The Company earned an average gross TCE of $29,083 per day on its Capesize vessels and $28,997 per day on its Panamax vessel for the three months ended 30 September 2021. Comparatively, for the three months ended 30 September 2020, the Company earned an average gross TCE of $15,908 per day on its Capesize vessels and $6,412 per day on its Panamax vessel. During the third quarter 2021, sixteen of the Company’s Capesize vessels were traded on the spot market, the majority employed in Capesize Chartering Ltd. (“CCL”) via the CTH Capesize Revenue Sharing Agreement (“Capesize RSA”); the Panamax vessel was also traded on the spot market whilst six Capesize vessels were employed on period charters. Net profit for the three months ended 30 September 2021 included non-cash depreciation expense of $10.4 million. Direct vessel operating expenses for the period totaled $12.4 million or $5,872 per vessel per day. General and administrative expenses (“G&A”) for the three months ended 30 September 2021 were $1.0 million, or $457 per vessel per day compared to $362 per vessel per day for the same period in 2020. Cash general and administrative expenses (“G&A”) for the three months ended 30 September 2021 were $0.4 million, or $186 per vessel per day.
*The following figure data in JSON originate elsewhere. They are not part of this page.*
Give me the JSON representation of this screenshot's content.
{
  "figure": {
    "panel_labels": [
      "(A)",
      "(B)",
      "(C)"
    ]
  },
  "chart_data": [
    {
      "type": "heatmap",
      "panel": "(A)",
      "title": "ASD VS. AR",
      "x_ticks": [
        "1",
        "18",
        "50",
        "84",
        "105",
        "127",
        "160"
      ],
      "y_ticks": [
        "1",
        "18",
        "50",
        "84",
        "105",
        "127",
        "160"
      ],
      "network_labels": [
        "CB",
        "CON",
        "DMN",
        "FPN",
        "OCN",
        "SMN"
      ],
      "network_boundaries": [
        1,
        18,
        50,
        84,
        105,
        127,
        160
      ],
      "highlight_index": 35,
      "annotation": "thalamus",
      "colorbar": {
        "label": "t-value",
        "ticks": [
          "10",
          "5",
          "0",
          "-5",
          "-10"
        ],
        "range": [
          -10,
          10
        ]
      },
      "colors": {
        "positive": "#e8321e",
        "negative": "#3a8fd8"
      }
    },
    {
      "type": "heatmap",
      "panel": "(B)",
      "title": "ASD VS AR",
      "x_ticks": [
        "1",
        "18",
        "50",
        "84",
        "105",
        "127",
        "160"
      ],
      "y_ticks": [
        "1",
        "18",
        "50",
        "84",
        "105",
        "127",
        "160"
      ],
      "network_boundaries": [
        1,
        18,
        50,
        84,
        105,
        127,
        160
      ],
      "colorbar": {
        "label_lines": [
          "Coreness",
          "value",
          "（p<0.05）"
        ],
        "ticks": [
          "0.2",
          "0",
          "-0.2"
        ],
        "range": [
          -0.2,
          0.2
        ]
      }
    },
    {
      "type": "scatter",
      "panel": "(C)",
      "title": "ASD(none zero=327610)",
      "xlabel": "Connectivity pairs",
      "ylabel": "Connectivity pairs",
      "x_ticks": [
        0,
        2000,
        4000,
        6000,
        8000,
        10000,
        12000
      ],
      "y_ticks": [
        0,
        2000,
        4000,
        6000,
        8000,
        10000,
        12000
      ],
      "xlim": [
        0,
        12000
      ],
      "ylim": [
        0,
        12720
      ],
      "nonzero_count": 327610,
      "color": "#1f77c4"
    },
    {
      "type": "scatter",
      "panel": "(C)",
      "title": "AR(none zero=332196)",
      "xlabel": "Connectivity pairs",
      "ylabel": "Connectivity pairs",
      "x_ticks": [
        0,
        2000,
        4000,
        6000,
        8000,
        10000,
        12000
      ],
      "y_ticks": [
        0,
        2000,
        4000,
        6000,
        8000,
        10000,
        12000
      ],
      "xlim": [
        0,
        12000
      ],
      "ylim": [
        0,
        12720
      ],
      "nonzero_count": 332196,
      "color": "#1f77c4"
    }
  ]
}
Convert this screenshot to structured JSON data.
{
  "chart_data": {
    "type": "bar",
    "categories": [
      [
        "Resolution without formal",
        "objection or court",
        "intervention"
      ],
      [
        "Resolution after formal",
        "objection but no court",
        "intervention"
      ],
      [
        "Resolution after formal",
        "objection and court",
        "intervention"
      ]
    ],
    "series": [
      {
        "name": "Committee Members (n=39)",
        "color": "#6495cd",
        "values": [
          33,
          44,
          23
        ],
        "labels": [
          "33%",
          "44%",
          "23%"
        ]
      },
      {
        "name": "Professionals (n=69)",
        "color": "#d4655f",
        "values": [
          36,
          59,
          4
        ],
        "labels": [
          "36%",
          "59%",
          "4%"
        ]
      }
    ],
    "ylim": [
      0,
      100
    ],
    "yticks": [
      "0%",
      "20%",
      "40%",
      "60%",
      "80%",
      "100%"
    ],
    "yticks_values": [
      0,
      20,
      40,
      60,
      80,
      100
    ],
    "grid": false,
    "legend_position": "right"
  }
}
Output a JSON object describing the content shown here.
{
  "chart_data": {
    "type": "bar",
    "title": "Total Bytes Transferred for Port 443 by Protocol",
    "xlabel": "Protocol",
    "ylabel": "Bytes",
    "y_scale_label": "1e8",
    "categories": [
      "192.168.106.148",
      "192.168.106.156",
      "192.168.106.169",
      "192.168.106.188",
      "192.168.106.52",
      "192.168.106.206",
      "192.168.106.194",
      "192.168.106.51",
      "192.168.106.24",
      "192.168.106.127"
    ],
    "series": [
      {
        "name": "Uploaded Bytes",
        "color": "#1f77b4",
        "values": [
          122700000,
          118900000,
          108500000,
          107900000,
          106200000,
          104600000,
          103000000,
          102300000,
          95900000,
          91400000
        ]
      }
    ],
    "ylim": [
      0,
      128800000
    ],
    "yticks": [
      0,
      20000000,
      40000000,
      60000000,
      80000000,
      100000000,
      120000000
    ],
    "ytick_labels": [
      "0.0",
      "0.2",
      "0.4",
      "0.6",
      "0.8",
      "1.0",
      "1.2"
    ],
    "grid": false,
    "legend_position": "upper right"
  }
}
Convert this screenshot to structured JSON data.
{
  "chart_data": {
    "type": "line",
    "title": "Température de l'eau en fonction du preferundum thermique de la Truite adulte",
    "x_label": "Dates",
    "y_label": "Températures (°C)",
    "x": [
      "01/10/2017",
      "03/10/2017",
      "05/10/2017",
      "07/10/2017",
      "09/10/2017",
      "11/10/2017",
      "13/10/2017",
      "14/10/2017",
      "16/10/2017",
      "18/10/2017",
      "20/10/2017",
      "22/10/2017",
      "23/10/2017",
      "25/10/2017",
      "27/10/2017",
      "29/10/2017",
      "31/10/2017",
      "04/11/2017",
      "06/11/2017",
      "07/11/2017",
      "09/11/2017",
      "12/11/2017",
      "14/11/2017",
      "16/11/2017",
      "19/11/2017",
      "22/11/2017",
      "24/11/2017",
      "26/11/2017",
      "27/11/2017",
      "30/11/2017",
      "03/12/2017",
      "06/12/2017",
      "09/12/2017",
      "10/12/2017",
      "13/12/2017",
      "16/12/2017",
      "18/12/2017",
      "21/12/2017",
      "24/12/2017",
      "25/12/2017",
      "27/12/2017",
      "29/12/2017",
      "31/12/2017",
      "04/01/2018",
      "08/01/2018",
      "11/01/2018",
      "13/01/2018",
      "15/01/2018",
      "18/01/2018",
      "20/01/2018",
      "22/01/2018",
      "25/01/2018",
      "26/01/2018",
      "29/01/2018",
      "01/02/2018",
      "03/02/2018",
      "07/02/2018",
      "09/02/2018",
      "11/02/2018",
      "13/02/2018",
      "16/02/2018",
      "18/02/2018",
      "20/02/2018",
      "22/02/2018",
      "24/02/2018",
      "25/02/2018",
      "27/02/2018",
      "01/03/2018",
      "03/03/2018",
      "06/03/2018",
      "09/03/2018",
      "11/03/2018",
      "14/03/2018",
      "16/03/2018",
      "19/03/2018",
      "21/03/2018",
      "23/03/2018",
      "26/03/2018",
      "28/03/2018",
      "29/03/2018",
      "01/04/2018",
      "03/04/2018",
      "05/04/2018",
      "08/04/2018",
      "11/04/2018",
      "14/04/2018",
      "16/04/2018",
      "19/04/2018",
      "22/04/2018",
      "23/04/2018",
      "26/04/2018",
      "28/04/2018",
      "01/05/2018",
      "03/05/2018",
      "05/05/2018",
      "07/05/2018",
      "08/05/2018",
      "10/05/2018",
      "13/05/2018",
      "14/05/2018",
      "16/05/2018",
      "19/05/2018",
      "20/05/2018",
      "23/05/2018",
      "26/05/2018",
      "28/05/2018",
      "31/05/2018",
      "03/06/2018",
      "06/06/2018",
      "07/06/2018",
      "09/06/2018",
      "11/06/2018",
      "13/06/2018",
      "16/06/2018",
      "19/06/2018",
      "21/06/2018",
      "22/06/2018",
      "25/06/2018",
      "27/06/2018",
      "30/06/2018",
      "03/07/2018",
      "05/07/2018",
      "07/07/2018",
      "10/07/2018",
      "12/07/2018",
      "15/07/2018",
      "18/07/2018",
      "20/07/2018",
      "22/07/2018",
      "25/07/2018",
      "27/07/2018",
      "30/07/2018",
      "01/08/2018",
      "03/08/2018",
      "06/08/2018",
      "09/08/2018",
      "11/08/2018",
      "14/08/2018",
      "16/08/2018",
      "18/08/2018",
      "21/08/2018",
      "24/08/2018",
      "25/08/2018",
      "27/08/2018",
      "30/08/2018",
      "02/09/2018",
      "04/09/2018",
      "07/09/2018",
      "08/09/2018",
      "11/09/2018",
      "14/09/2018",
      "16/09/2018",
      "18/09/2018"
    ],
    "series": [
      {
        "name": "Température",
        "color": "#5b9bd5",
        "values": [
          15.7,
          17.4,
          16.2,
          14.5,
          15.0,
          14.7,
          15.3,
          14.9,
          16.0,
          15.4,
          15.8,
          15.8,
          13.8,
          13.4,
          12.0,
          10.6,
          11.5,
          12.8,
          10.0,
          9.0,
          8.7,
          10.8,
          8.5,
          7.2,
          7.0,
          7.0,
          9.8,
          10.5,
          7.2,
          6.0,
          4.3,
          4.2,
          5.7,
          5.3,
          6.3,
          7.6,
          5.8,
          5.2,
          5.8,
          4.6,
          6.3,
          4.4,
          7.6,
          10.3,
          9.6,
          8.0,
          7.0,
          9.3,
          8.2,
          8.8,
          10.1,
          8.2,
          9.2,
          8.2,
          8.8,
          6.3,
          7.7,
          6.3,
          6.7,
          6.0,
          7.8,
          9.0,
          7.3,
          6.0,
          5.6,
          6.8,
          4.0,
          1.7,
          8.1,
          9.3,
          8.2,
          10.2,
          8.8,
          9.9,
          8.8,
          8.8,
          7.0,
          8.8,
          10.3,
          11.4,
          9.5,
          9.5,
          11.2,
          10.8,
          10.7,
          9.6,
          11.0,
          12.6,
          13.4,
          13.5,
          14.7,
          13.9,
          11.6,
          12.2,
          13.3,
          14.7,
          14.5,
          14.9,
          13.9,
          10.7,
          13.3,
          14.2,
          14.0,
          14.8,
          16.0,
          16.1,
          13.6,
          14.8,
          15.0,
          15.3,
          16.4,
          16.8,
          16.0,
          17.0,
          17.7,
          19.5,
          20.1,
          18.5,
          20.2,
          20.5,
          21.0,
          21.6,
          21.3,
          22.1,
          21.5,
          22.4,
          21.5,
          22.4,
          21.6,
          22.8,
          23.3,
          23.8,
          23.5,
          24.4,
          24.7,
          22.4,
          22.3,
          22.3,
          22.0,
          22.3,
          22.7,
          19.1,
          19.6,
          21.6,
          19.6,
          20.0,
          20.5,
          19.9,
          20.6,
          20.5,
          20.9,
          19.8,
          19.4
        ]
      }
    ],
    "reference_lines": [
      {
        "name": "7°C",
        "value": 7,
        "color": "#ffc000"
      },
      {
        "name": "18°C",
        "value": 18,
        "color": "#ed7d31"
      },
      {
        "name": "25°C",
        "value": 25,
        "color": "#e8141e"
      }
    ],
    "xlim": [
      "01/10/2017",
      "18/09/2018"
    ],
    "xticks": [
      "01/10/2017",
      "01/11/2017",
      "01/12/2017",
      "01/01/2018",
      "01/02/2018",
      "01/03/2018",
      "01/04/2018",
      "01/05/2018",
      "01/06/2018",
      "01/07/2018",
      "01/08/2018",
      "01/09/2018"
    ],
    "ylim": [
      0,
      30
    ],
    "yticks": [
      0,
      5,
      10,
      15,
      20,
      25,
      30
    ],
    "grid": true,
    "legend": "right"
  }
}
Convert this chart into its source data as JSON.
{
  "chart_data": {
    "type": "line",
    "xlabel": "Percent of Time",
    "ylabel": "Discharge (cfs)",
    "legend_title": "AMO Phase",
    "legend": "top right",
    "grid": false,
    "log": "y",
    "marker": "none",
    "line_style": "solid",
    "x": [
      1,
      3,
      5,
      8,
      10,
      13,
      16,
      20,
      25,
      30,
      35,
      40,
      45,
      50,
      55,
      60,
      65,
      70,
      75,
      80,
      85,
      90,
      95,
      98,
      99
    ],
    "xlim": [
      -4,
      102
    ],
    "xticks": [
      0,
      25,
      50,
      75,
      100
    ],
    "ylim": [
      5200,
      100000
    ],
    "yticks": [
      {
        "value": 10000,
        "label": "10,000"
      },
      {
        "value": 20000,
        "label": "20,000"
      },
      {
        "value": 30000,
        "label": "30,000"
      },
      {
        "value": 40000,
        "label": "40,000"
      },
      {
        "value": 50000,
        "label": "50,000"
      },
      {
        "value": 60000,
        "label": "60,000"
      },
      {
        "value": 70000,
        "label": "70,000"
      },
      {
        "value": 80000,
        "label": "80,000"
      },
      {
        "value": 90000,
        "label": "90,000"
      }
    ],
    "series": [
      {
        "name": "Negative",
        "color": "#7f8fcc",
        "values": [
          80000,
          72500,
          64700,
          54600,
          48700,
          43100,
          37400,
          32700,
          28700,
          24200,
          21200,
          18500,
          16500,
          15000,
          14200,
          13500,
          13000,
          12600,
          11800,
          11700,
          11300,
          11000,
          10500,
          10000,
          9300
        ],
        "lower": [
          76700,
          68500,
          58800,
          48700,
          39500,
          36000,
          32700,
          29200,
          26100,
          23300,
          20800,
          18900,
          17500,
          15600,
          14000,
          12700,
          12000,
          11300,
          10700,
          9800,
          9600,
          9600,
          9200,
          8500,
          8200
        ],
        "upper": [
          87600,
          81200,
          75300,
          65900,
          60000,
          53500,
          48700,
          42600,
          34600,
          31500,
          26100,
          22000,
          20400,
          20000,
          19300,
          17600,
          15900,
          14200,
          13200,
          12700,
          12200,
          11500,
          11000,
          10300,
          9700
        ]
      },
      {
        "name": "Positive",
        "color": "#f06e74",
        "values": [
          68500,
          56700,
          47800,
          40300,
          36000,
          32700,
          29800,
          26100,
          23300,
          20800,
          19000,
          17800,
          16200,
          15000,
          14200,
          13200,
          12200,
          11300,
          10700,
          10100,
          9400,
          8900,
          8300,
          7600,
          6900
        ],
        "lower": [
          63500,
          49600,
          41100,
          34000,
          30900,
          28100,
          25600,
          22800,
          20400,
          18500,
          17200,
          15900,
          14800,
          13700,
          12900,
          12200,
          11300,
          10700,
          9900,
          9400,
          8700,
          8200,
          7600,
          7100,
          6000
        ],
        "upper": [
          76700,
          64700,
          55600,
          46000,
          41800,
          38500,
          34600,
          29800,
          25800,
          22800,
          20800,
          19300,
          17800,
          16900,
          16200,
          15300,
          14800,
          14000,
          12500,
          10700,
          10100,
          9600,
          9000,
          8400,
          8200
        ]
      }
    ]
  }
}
Nine months ended 30 September 2021
For the nine months ended 30 September 2021, the Company reported revenues and other income (expenses) of $203.1 million, and net profit of $55.6 million, resulting in EPS of $1.85 based on 30,023,217 weighted average number of issued and outstanding shares. This result compares to a loss of $12.2 million for the nine months ended 30 September 2020. Ship ownership days decreased to 6,279 for the nine months ended 30 September 2021, from 6,728 for the same period in 2020. For the nine months ended 30 September 2021, the Company earned an average gross TCE of $22,446 per day on its Capesize vessels and $21,216 per day on its Panamax vessel. This compares to $11,744 per day on its Capesize vessels and $5,201 per day on its Panamax vessel for the nine months ended 30 September 2020. Most of the Company’s vessels were traded on the spot market, with sixteen Capesize vessels employed in Capesize Chartering Ltd. (“CCL”) via the CTH Capesize Revenue Sharing Agreement (“Capesize RSA”); the Panamax vessel was also traded on the spot market whilst six Capesize were employed on period charters. Net profit for the nine months ended 30 September 2021 included non-cash depreciation expense of $31.0 million. Direct vessel operating expenses for the period totaled $36.3 million or $5,788 per vessel per day. General and administrative expenses (“G&A”) for the nine months ended 30 September 2021 were $3.1 million, or $490 per vessel per day compared to $361 per vessel per day for the same period 2020. Cash general and administrative expenses (“G&A”) for the nine months ended 30 September 2021 were $1.4 million, or $220 per vessel per day.

GoodBulk Fleet
GoodBulk controls a fleet of 23 dry bulk vessels with an average age of 12.1 years consisting of 22 Capesize vessels and one Panamax vessel.